Down at her Fiat, Margaret gave me a kiss, a hug, and twenty fifty-quid notes for my furniture. I tried to tell her she could take it, use it to replace her own, but she folded the paper into my hand, saying, ‘It’ll get you back, get you settled. I was going to give it too you anyway. Do what you need to do.’ Margaret got into her car and closed the door; I kept standing there, trying to think of something that would prolong her stay. After she fastened her seat belt, she rolled down the window but didn’t say anything. She just stared at me long, as if she wanted to remember what I looked like.

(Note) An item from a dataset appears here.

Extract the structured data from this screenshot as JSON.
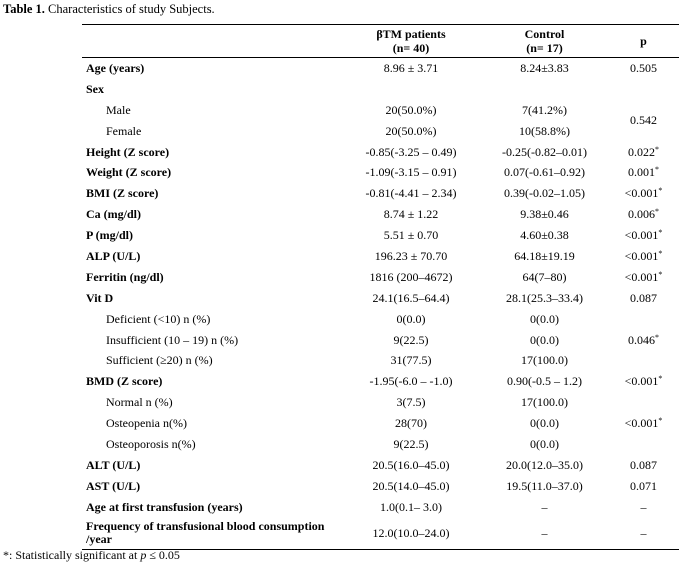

I followed her taillights down the street, and after she turned I kept walking. End of this block, end of this pavement, end of this world. Looking around, just a bunch of row houses on a wet street of a dark city, but to me everything I’d ever hungered for. A place without guns, where most violence was limited to the arm’s reach, where it took them a year to murder what Philly could disposed of in an up week. My home. A city in the world as opposed to hidden from it, a land whose intersections led to every continent floating. Success was defined by how far I’d run from the place I’d been born to. And that’s what I would lose by going back there. But it was pointless: I could already feel the other place pulling on me, the familiar tug of a gravity I’d thought I’d conquered. Rubber band delusions, all it was, because now the tether had reached its limit and was tugging vengefully back at me. You go up, you go down, boy. Dogs shouldn’t forget their chains. Fighting to remain on this London curb, I stared down and could already see the terrain of pain that awaited me. It said, Did you think you had unfastened me? No, I answered. Then I began falling.
Visibility was clear. I knew exactly where I was going.
50,000 feet. Nothing but a slab of asphalt embedded with diamonds, rivers of tin wires leading into a sea of melted mirror glass. Highways were faint white hairs, barely visible at all. A white slate of cloud hung between us, too weak to catch me. Planes seemed nearly still as they floated above the ground, each at a different altitude. Slow targets as I plummeted to the earth between them.
20,000 feet. Gray stalagmite skyscrapers rose out of its earth to meet me. Miniature versions of buildings gave me orientation, reminded me where I was, like falling into a living map. A city of roofs: the long, linked tops of row houses, the brick boxes of schools, the swimming pools on Center City penthouses. The small green and tans of baseball fields linked together by deliberate straight roads. Toothpick bridges stitched Pennsylvania to New Jersey, trying to close the wound of the Delaware. The Schuylkill, a snake laying on trees. The forest of Valley Green was just a head of broccoli.
5,000 feet. Falling, I touched ground at City Hall, bouncing off the metal hat of William Penn and shooting further west, leaving him nodding in my wake, a colossal novelty doll. Skinned a knee clearing the lightning pole of Liberty One, swish swish swish , its point shaking like a car antenna after my impact. Flying west, past office windows as people with jobs glanced up and then continued working. Falling down, meteor boy, returning.
Smack. On the ground. Ripping a body-wide groove in the middle of Spruce Street, right along the yellow lines. Heavy chunks of concrete cracked and flaked as I smashed through them, a finger stroke through a pan of brownies. Face forward, arms at my sides, I would have been screaming if the asphalt wasn’t filling my mouth, a solid stream threatening to push back teeth from gums, giving me Dizzy cheeks as it forced its way down. Hard spaghetti spirals pressing their way into my nostrils, spinning pigtails to my brain. Black road digging under my fingernails as if they, too, were entries, trying to leave my palms heavy with its indigestible burden. The sound of an army of drums being broken, beaten until their canvases became the battered victims of percussion. Even through my road-stuffed ears I could hear that, hear the echoes of it as skidded from 49th to 52nd Streets.